5. Also frequently charged was that Harper's and other publications should have gone to the cops with the information on Foley, and that we put other pages in danger by not doing so.
First, it's clear that Foley was guilty of grossly inappropriate behavior, but it's not clear even now that he was guilty of a crime. Second, journalists are not an arm of law enforcement. Our job is to collect information; if we are seen as an arm of law enforcement, many people will be even less likely to talk to us, which means we can't do our job. Third, even if you reject the latter argument, there was absolutely no evidence that Foley posed an imminent risk to anyone. Fourth, I was concerned about Foley's behavior and shared the information for precisely that reason. Fifth, some of the same people who accused me of covering up a crime also complained that the whole Foley affair was a Democratic plot. If you're concerned about Foley being a threat to kids, shouldn't you stop whining about how exactly the story came to public attention?

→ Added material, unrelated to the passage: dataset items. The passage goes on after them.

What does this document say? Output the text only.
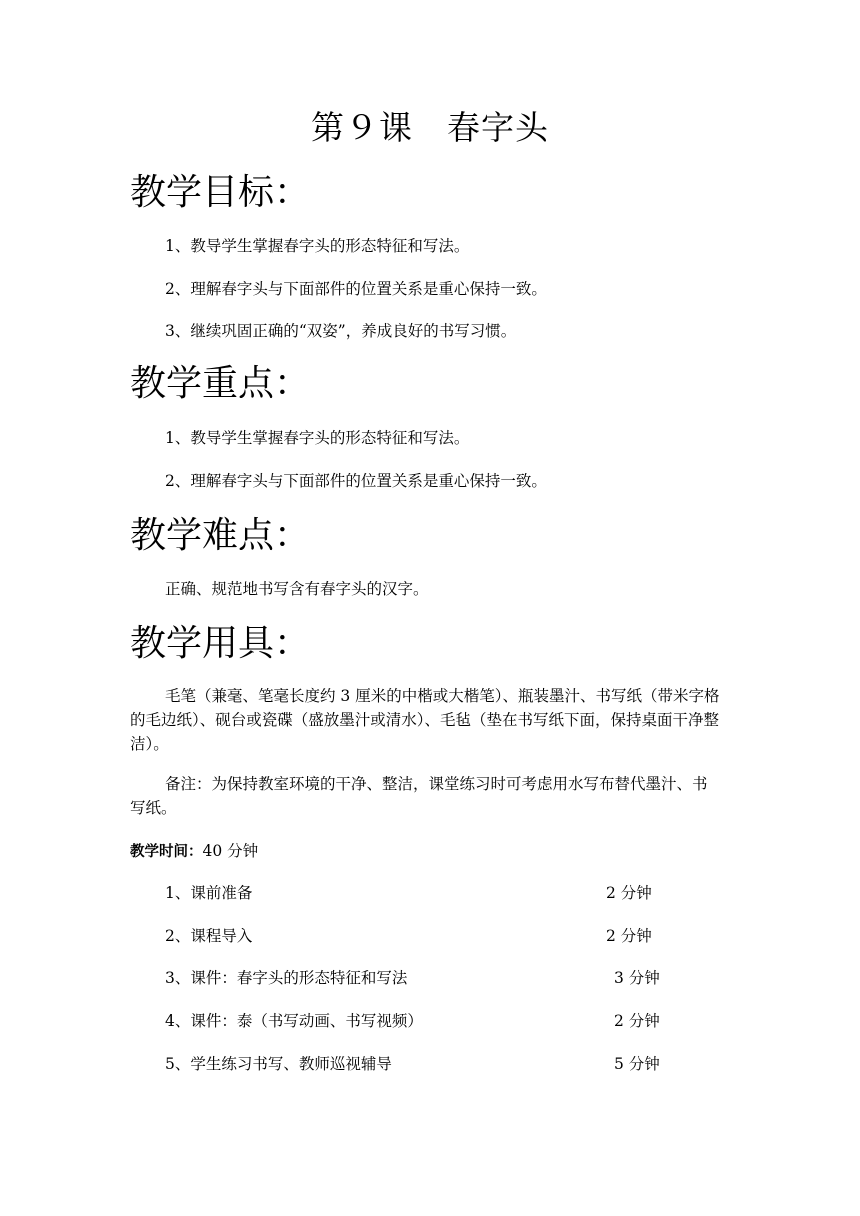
第９课　春字头
教学目标：
1、教导学生掌握春字头的形态特征和写法。
2、理解春字头与下面部件的位置关系是重心保持一致。
3、继续巩固正确的“双姿”，养成良好的书写习惯。
教学重点：
1、教导学生掌握春字头的形态特征和写法。
2、理解春字头与下面部件的位置关系是重心保持一致。
教学难点：
正确、规范地书写含有春字头的汉字。
教学用具：
毛笔（兼毫、笔毫长度约 3 厘米的中楷或大楷笔）、瓶装墨汁、书写纸（带米字格的毛边纸）、砚台或瓷碟（盛放墨汁或清水）、毛毡（垫在书写纸下面，保持桌面干净整洁）。
备注：为保持教室环境的干净、整洁，课堂练习时可考虑用水写布替代墨汁、书写纸。
教学时间：40 分钟
1、课前准备	2 分钟
2、课程导入	2 分钟
3、课件：春字头的形态特征和写法	3 分钟
4、课件：泰（书写动画、书写视频）	2 分钟
5、学生练习书写、教师巡视辅导	5 分钟
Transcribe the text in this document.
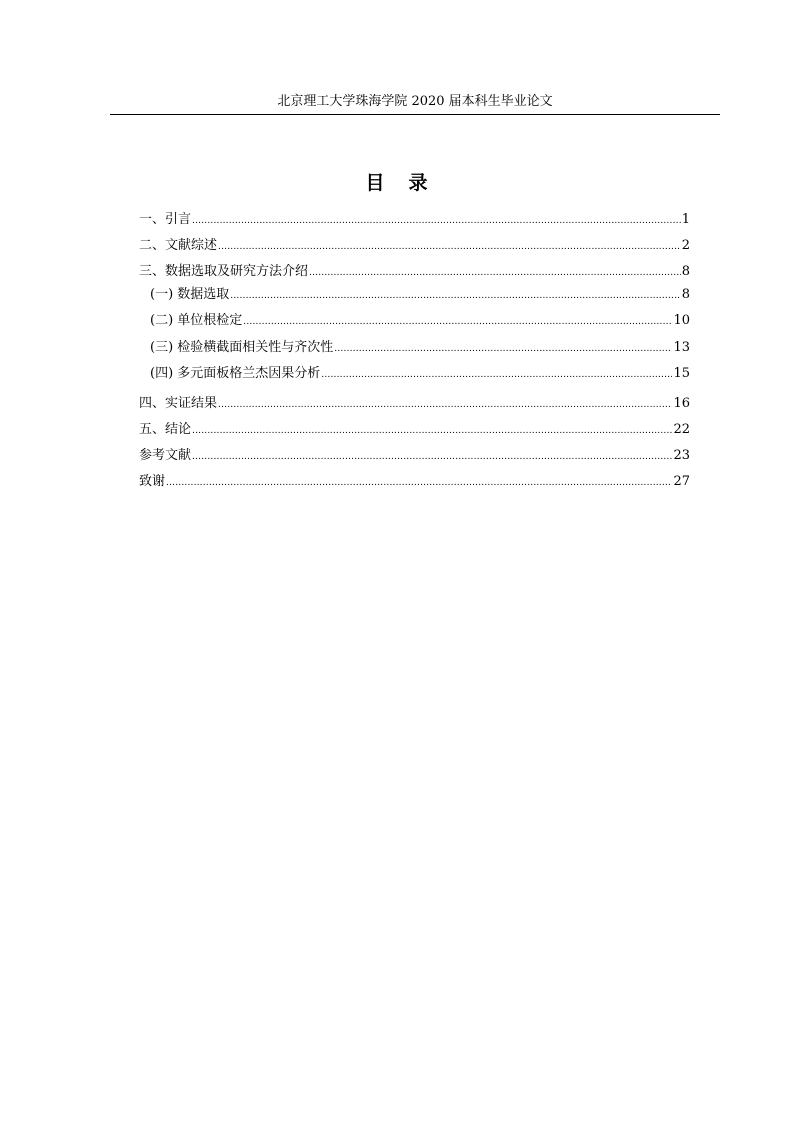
北京理工大学珠海学院 2020 届本科生毕业论文
目录
一、引言 .....	1
二、文献综述 .....	2
三、数据选取及研究方法介绍 .....	8
(一) 数据选取 .....	8
(二) 单位根检定 .....	10
(三) 检验横截面相关性与齐次性 .....	13
(四) 多元面板格兰杰因果分析 .....	15
四、实证结果 .....	16
五、结论 .....	22
参考文献 .....	23
致谢 .....	27
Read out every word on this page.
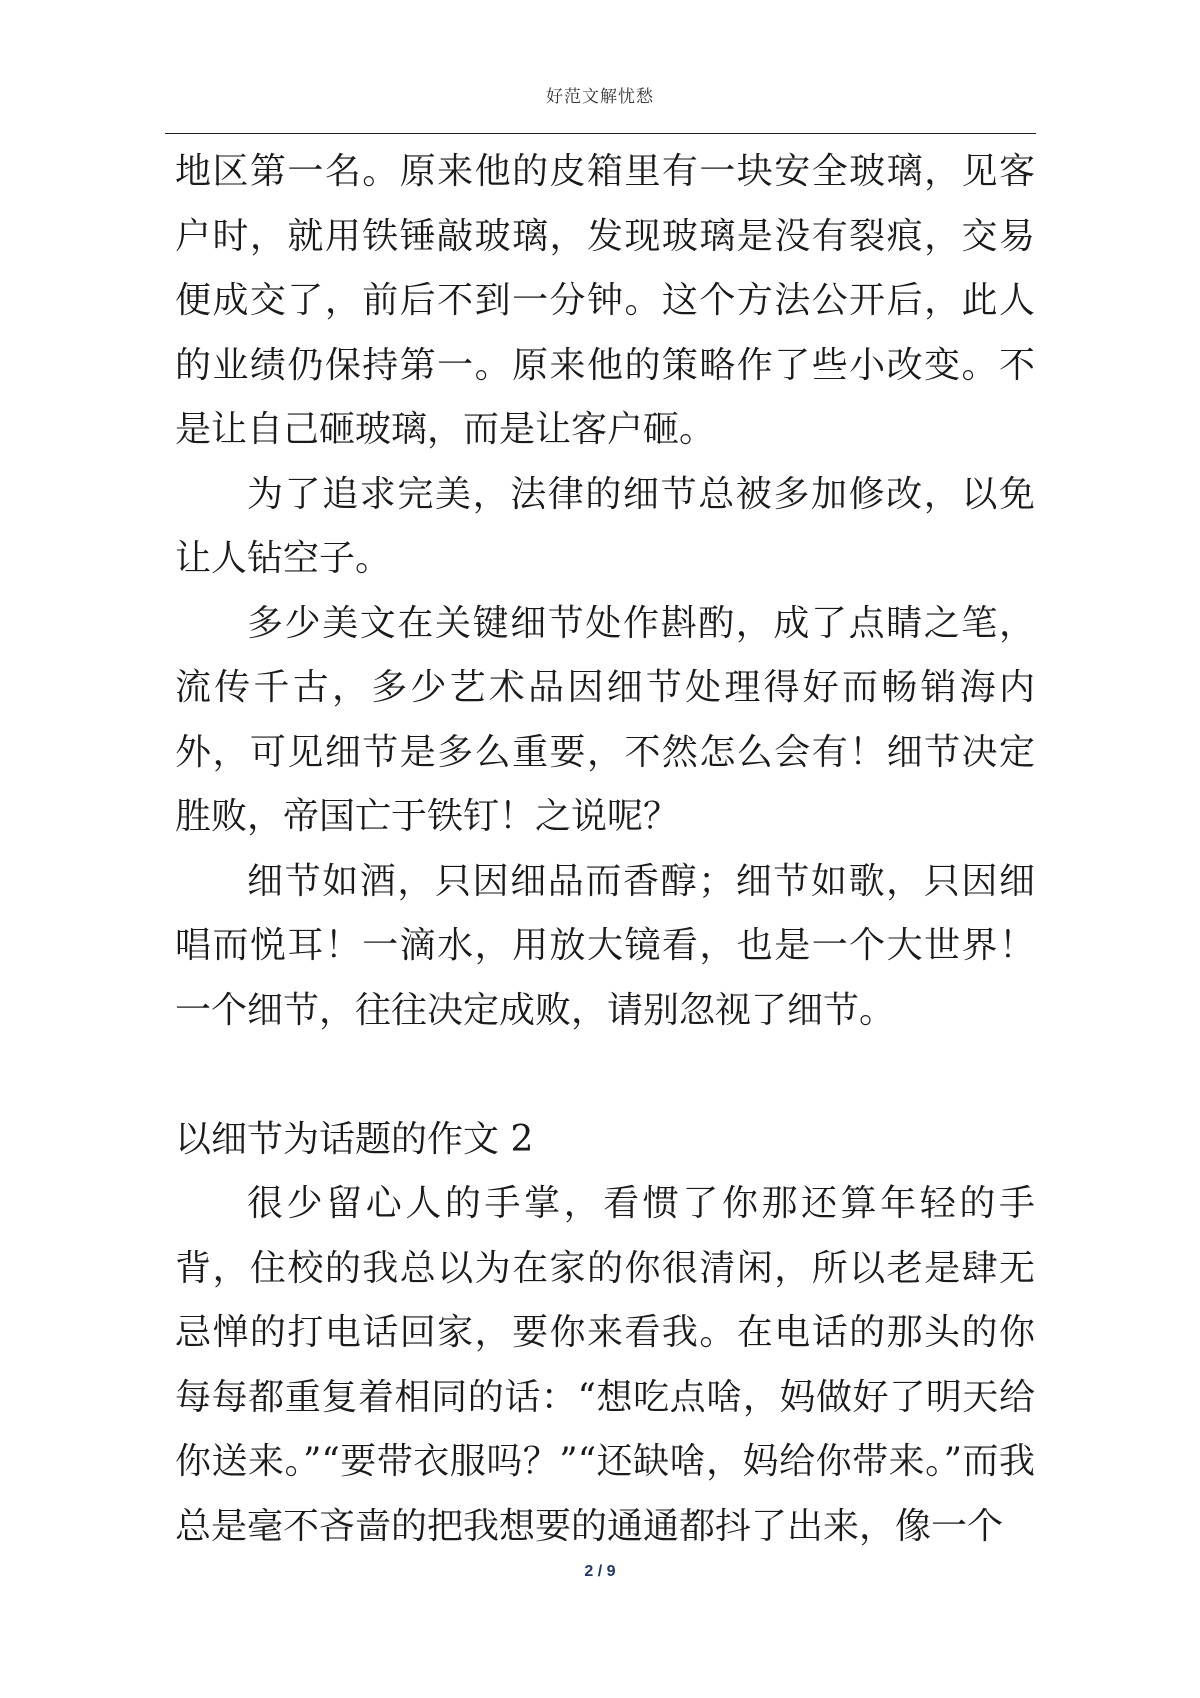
好范文解忧愁

地区第一名。原来他的皮箱里有一块安全玻璃，见客户时，就用铁锤敲玻璃，发现玻璃是没有裂痕，交易便成交了，前后不到一分钟。这个方法公开后，此人的业绩仍保持第一。原来他的策略作了些小改变。不是让自己砸玻璃，而是让客户砸。

为了追求完美，法律的细节总被多加修改，以免让人钻空子。

多少美文在关键细节处作斟酌，成了点睛之笔，流传千古，多少艺术品因细节处理得好而畅销海内外，可见细节是多么重要，不然怎么会有！细节决定胜败，帝国亡于铁钉！之说呢？

细节如酒，只因细品而香醇；细节如歌，只因细唱而悦耳！一滴水，用放大镜看，也是一个大世界！一个细节，往往决定成败，请别忽视了细节。

以细节为话题的作文 2

很少留心人的手掌，看惯了你那还算年轻的手背，住校的我总以为在家的你很清闲，所以老是肆无忌惮的打电话回家，要你来看我。在电话的那头的你每每都重复着相同的话：“想吃点啥，妈做好了明天给你送来。”“要带衣服吗？”“还缺啥，妈给你带来。”而我总是毫不吝啬的把我想要的通通都抖了出来，像一个

2 / 9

To sum up: Democrats, as well as some Republicans, worked to get the story out. But as Vaughn Ververs said in a post on the CBS News website, “The Foley story is what it is, the emails are there, and more firsthand accounts are coming out. How or when it broke is really beside the point in this case.”
Lying isn't just a Republican problem. If Bill Clinton had simply admitted that he'd fooled around with Monica Lewinsky, he could have defused that scandal. Instead, he looked into the camera and insisted he did not have sex with that woman. The same principle applies now—if G.O.P. leaders had dealt with the Foley problem when they became aware of it, Foley would be out of Congress and there would be no scandal. Instead, they went into damage-control mode and hoped the whole thing would go away. The cover-up, as everyone should know by now, is often worse than the crime.